“Vogliamo un Paese che rispetti le donne tutte”. Un grande striscione rosa appeso alla terrazza del Pincio e una piazza del Popolo a Roma stracolma di donne di tutte le età, ma anche uomini e bambini, senza simboli di partito, senza distinzioni. Madri con figlie, donne con mariti o fidanzati, coppie con passeggini. Un milione di persone in 230 città italiane e 30 città straniere. Tanti gli interventi delle donne che si sono succeduti sul palco, tra gli applausi scroscianti della piazza. Ne riportiamo uno, tra i tanti: quello – applauditissimo – della missionaria della Consolata suor Eugenia Bonetti, responsabile dell’Ufficio “Tratta donne e minori” dell’Usmi (Unione superiore maggiori d’Italia). Suor Eugenia ha vissuto in Africa per 24 anni, ha lavorato in un centro Caritas di Torino con le donne vittime di tratta e ora coordina centinaia di religiose che operano sulle strade, nei centri ascolto, nei centri di detenzione ed espulsione e nelle case famiglia.
“Basta con questo indegno mercato”. “Sono qui per dare voce a chi non ha voce – così ha esordito la missionaria –, alle nuove schiave, vittime della tratta di esseri umani per sfruttamento lavorativo e sessuale, per lanciare un forte appello affinché sia riconosciuta la loro dignità e ripristinata la loro vera immagine di donne, artefici della propria vita e del proprio futuro. A nome loro e nostro diciamo basta a questo indegno e vergognoso mercato del mondo femminile”. Suor Eugenia ha fatto notare che “l’immagine che viene trasmessa in tanti modi e forme, dai media, dalla pubblicità e dagli stessi rapporti quotidiani tra uomo-donna è l’immagine del corpo della donna inteso solamente come oggetto o strumento di piacere, di consumo e di guadagno, misconoscendo invece l’essenziale che lo stesso corpo umano racchiude: una bellezza infinita e profonda da scoprire, rispettare, apprezzare e valorizzare”.

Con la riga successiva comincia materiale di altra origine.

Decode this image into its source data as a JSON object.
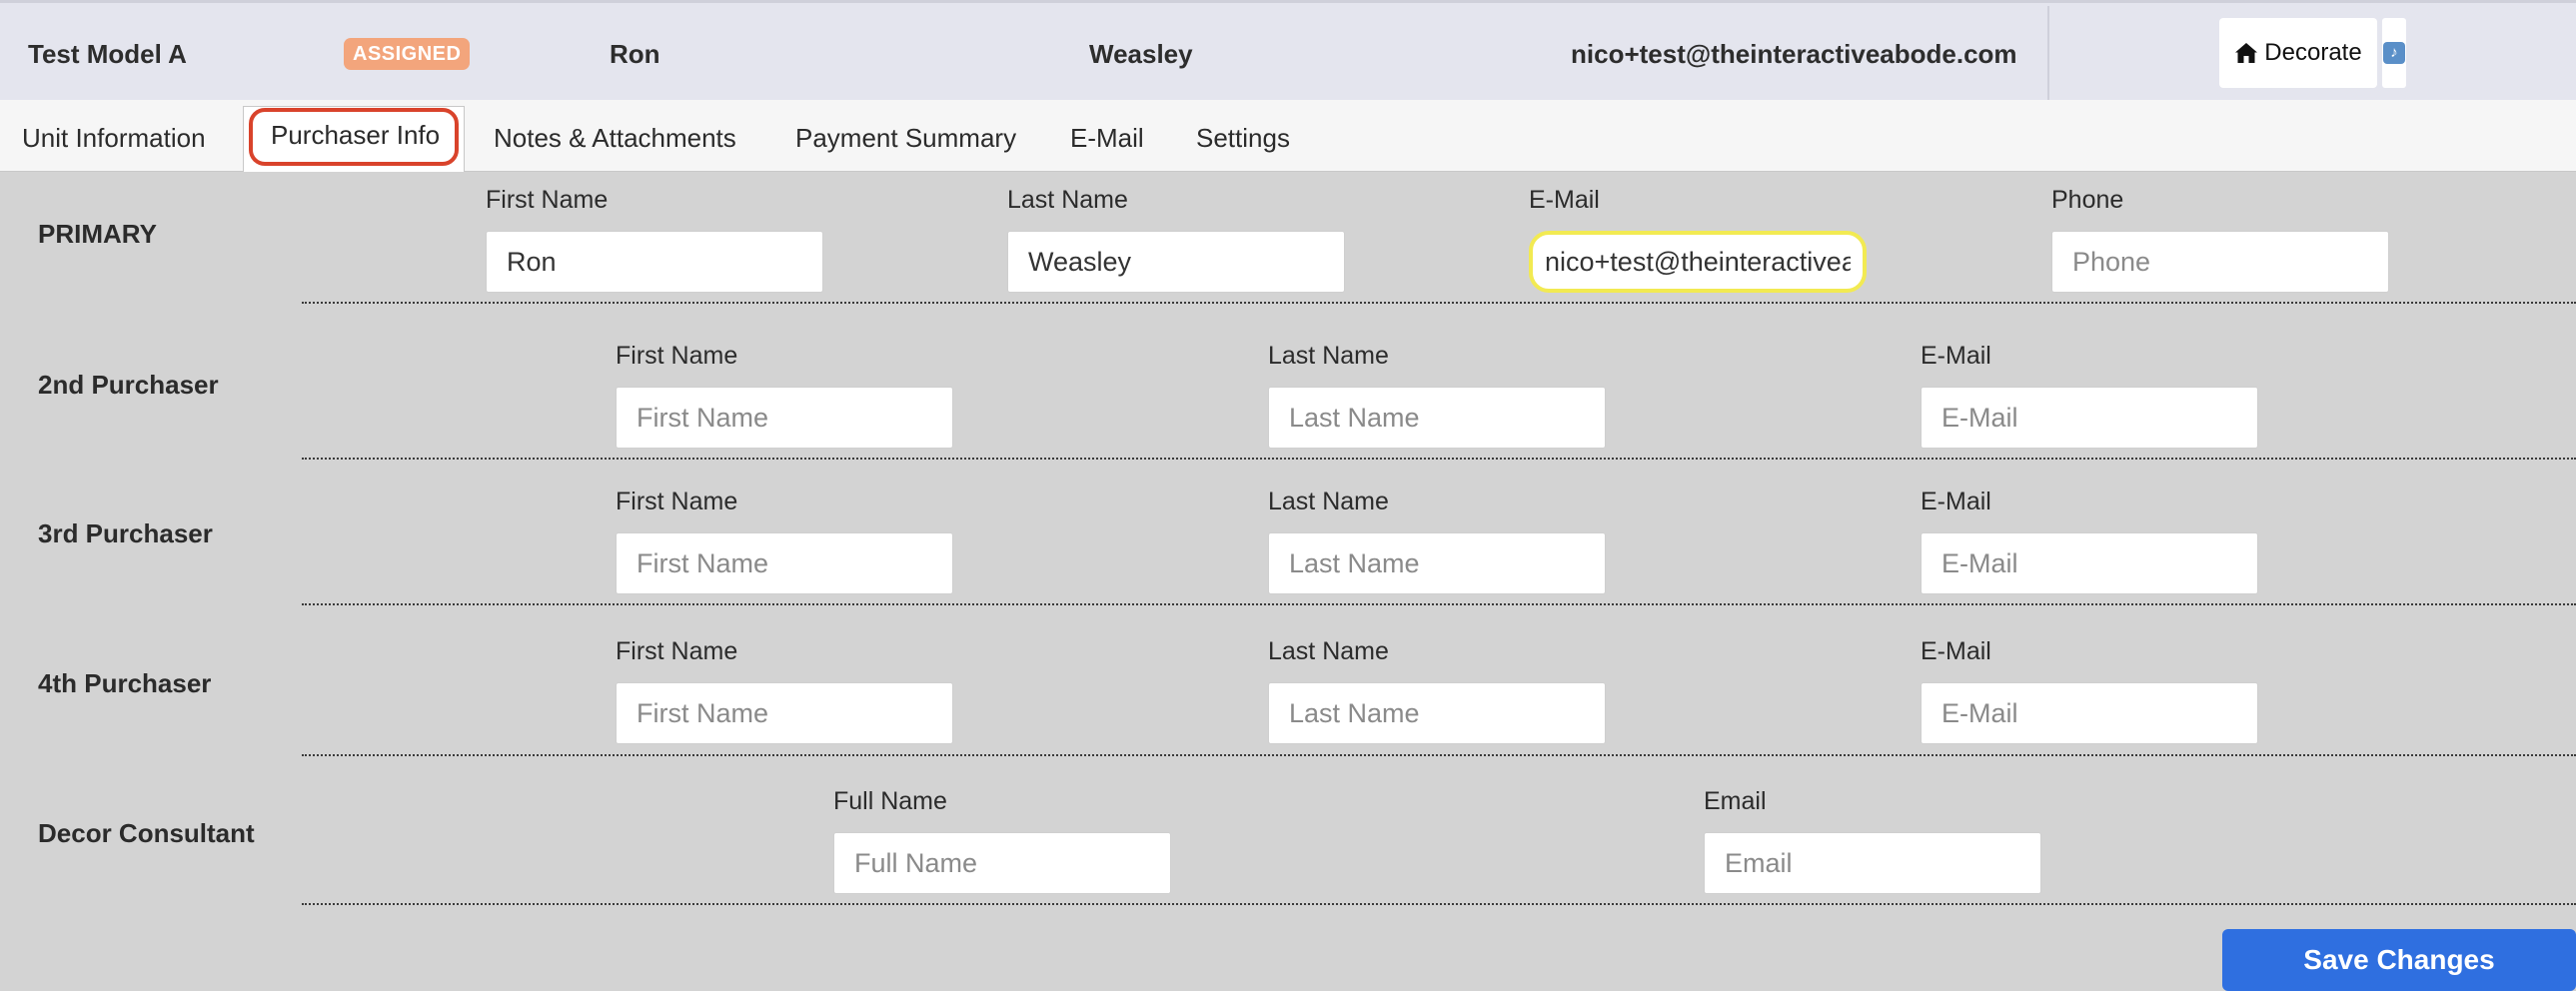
{
  "header": {
    "model": "Test Model A",
    "status_badge": "ASSIGNED",
    "first_name": "Ron",
    "last_name": "Weasley",
    "email": "nico+test@theinteractiveabode.com",
    "decorate_label": "Decorate"
  },
  "tabs": [
    {
      "label": "Unit Information"
    },
    {
      "label": "Purchaser Info",
      "active": true
    },
    {
      "label": "Notes & Attachments"
    },
    {
      "label": "Payment Summary"
    },
    {
      "label": "E-Mail"
    },
    {
      "label": "Settings"
    }
  ],
  "primary": {
    "label": "PRIMARY",
    "first_name_label": "First Name",
    "first_name_value": "Ron",
    "last_name_label": "Last Name",
    "last_name_value": "Weasley",
    "email_label": "E-Mail",
    "email_value": "nico+test@theinteractiveabode.com",
    "phone_label": "Phone",
    "phone_placeholder": "Phone"
  },
  "purchasers": [
    {
      "label": "2nd Purchaser",
      "first_name_label": "First Name",
      "first_name_placeholder": "First Name",
      "last_name_label": "Last Name",
      "last_name_placeholder": "Last Name",
      "email_label": "E-Mail",
      "email_placeholder": "E-Mail"
    },
    {
      "label": "3rd Purchaser",
      "first_name_label": "First Name",
      "first_name_placeholder": "First Name",
      "last_name_label": "Last Name",
      "last_name_placeholder": "Last Name",
      "email_label": "E-Mail",
      "email_placeholder": "E-Mail"
    },
    {
      "label": "4th Purchaser",
      "first_name_label": "First Name",
      "first_name_placeholder": "First Name",
      "last_name_label": "Last Name",
      "last_name_placeholder": "Last Name",
      "email_label": "E-Mail",
      "email_placeholder": "E-Mail"
    }
  ],
  "decor": {
    "label": "Decor Consultant",
    "full_name_label": "Full Name",
    "full_name_placeholder": "Full Name",
    "email_label": "Email",
    "email_placeholder": "Email"
  },
  "save_label": "Save Changes",
  "colors": {
    "badge": "#f3a57c",
    "active_tab_highlight": "#d9432b",
    "email_field_highlight": "#f2ea52",
    "save_button": "#2f6fe0"
  },
  "icons": {
    "decorate": "home-icon",
    "side_tab": "music-note-icon"
  }
}
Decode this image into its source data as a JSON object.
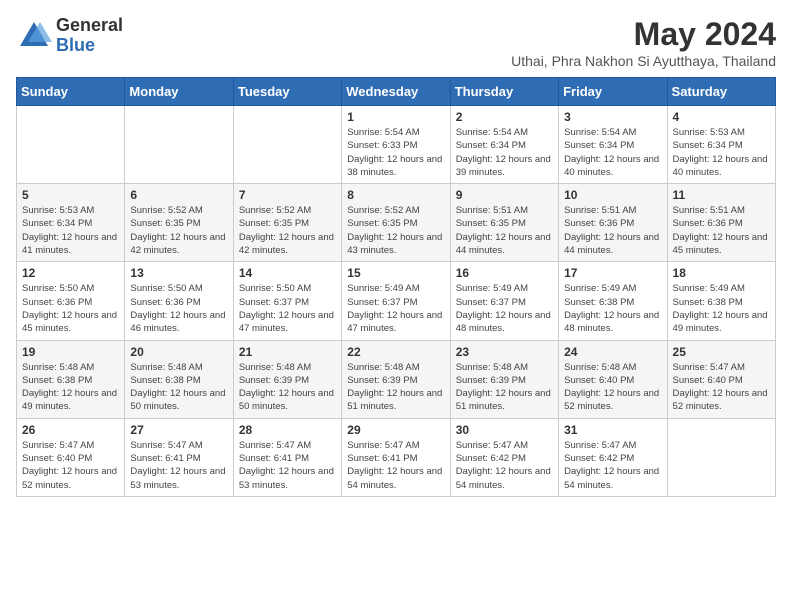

La donna non è una merce. “Le costanti notizie di cronaca che in queste ultime settimane si susseguono in modo spudorato sui nostri giornali e nelle trasmissioni televisive e radiofoniche – ha sottolineato la religiosa – ci sgomentano e ci portano a pensare che siamo ancora molto lontani dal considerare la donna per ciò che è veramente e non semplicemente un oggetto o una merce da usare. Quale immagine stiamo dando della donna e del suo ruolo nella società e nella famiglia?”. Suor Eugenia ha evidenziato soprattutto una grossa contraddizione: “In questi ultimi tempi si è cercato di eliminare la prostituzione di strada perché dava fastidio e disturbava i sedicenti benpensanti. Abbiamo voluto rinchiuderla in luoghi meno visibili, pensando di aver risolto il problema, ma non ci rendiamo conto che una prostituzione del corpo e dell’immagine della donna è diventata ormai parte integrante dei programmi e notizie televisive, della cultura del vivere quotidiano”. “Tutto questo – ha sottolineato – purtroppo educa allo sfruttamento, al sopruso, al piacere, al potere, senza alcuna preoccupazione delle dolorose conseguenze sui nostri giovani che vedono modelli da imitare e mete da raggiungere”.
Un appello contro l’indifferenza. “Troppo spesso – ha detto suor Eugenia – la donna è considerata solo per la bellezza e l’aspetto esterno del suo corpo e non invece per la ricchezza dei suoi valori veri di intelligenza e di bellezza interiore. Il suo vero successo e il suo avvenire non possono essere basati sul denaro, sulla carriera o sui privilegi dei potenti, ma deve essere fondato sulle sue capacità umane, sulla sua bellezza interiore e sul suo senso di responsabilità”. “Non possiamo più rimanere indifferenti di fronte a quanto oggi accade in Italia nei confronti del mondo femminile. Siamo tutti responsabili del disagio umano e sociale che lacera il Paese”. Da qui l’appello alle “autorità civili e religiose, al mondo maschile e maschilista che non si mette in discussione, alle agenzie d’informazione e formazione, alla scuola, alle parrocchie, ai gruppi giovanili, alle famiglie e in modo particolare alle donne”: riappropriarsi “di quei valori e significati sui quali si basa il bene comune per una convivenza degna di persone umane, per una società più giusta e più libera”.